Well in truth if unreported means they weren’t reported in Limestone then yeah, that’s right. But they were reported in Delta Stone. 154,000. He moved the tons from Limestone to Delta Stone. And I’ve already told you that he did that. There’s no question that he did that.

Thus, Saunders’s testimony supported Koerber’s analysis, when Koerber testified:

Limestone Products was also damaged by Mr. Lampkin purchasing rock delivered to the Limestone Products facility and circumventing the accounting system of Limestone Products. From 2003 through 2006, while Limestone Products was still operating, numerous invoices from Luhr Brothers and Tower Rock were not entered into the Quickbooks accounting system of Limestone Products, Inc.

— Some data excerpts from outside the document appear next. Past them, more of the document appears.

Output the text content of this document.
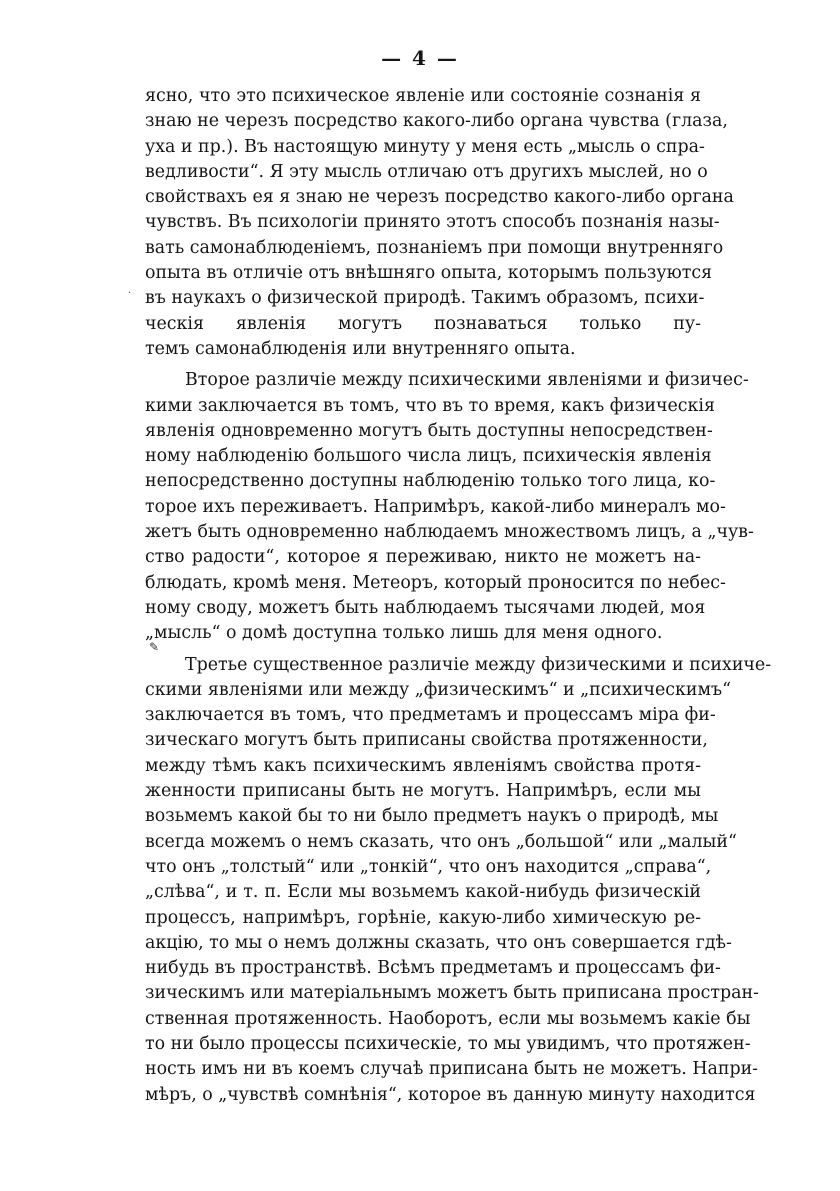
— 4 —
·
✎
ясно, что это психическое явленіе или состояніе сознанія я
знаю не черезъ посредство какого-либо органа чувства (глаза,
уха и пр.). Въ настоящую минуту у меня есть „мысль о спра-
ведливости“. Я эту мысль отличаю отъ другихъ мыслей, но о
свойствахъ ея я знаю не черезъ посредство какого-либо органа
чувствъ. Въ психологіи принято этотъ способъ познанія назы-
вать самонаблюденіемъ, познаніемъ при помощи внутренняго
опыта въ отличіе отъ внѣшняго опыта, которымъ пользуются
въ наукахъ о физической природѣ. Такимъ образомъ, психи-
ческія явленія могутъ познаваться только пу-
темъ самонаблюденія или внутренняго опыта.
Второе различіе между психическими явленіями и физичес-
кими заключается въ томъ, что въ то время, какъ физическія
явленія одновременно могутъ быть доступны непосредствен-
ному наблюденію большого числа лицъ, психическія явленія
непосредственно доступны наблюденію только того лица, ко-
торое ихъ переживаетъ. Напримѣръ, какой-либо минералъ мо-
жетъ быть одновременно наблюдаемъ множествомъ лицъ, а „чув-
ство радости“, которое я переживаю, никто не можетъ на-
блюдать, кромѣ меня. Метеоръ, который проносится по небес-
ному своду, можетъ быть наблюдаемъ тысячами людей, моя
„мысль“ о домѣ доступна только лишь для меня одного.
Третье существенное различіе между физическими и психиче-
скими явленіями или между „физическимъ“ и „психическимъ“
заключается въ томъ, что предметамъ и процессамъ міра фи-
зическаго могутъ быть приписаны свойства протяженности,
между тѣмъ какъ психическимъ явленіямъ свойства протя-
женности приписаны быть не могутъ. Напримѣръ, если мы
возьмемъ какой бы то ни было предметъ наукъ о природѣ, мы
всегда можемъ о немъ сказать, что онъ „большой“ или „малый“
что онъ „толстый“ или „тонкій“, что онъ находится „справа“,
„слѣва“, и т. п. Если мы возьмемъ какой-нибудь физическій
процессъ, напримѣръ, горѣніе, какую-либо химическую ре-
акцію, то мы о немъ должны сказать, что онъ совершается гдѣ-
нибудь въ пространствѣ. Всѣмъ предметамъ и процессамъ фи-
зическимъ или матеріальнымъ можетъ быть приписана простран-
ственная протяженность. Наоборотъ, если мы возьмемъ какіе бы
то ни было процессы психическіе, то мы увидимъ, что протяжен-
ность имъ ни въ коемъ случаѣ приписана быть не можетъ. Напри-
мѣръ, о „чувствѣ сомнѣнія“, которое въ данную минуту находится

Limestone Products experienced lost profits due to the circumvention of the accounting system.

I am of the opinion that the chancellor was in error to not consider the unreported rock in the calculation of damages.

¶ 62. Accordingly, I would reverse and remand this case to the chancellor for a new trial on damages. As part of the remand, I would also remand the claim of attorney’s fees. I note that in Aqua-Culture, the Mississippi Supreme Court upheld an award of attorney’s fees against the “improperly-acting shareholder.” Covington v. Covington, 780 So.2d 665, 671 *78(¶ 14) (Miss.Ct.App.2001) (citing Aqua-Culture, 677 So.2d at 184).

BARNES, ISHEE AND FAIR, JJ., JOIN THIS OPINION.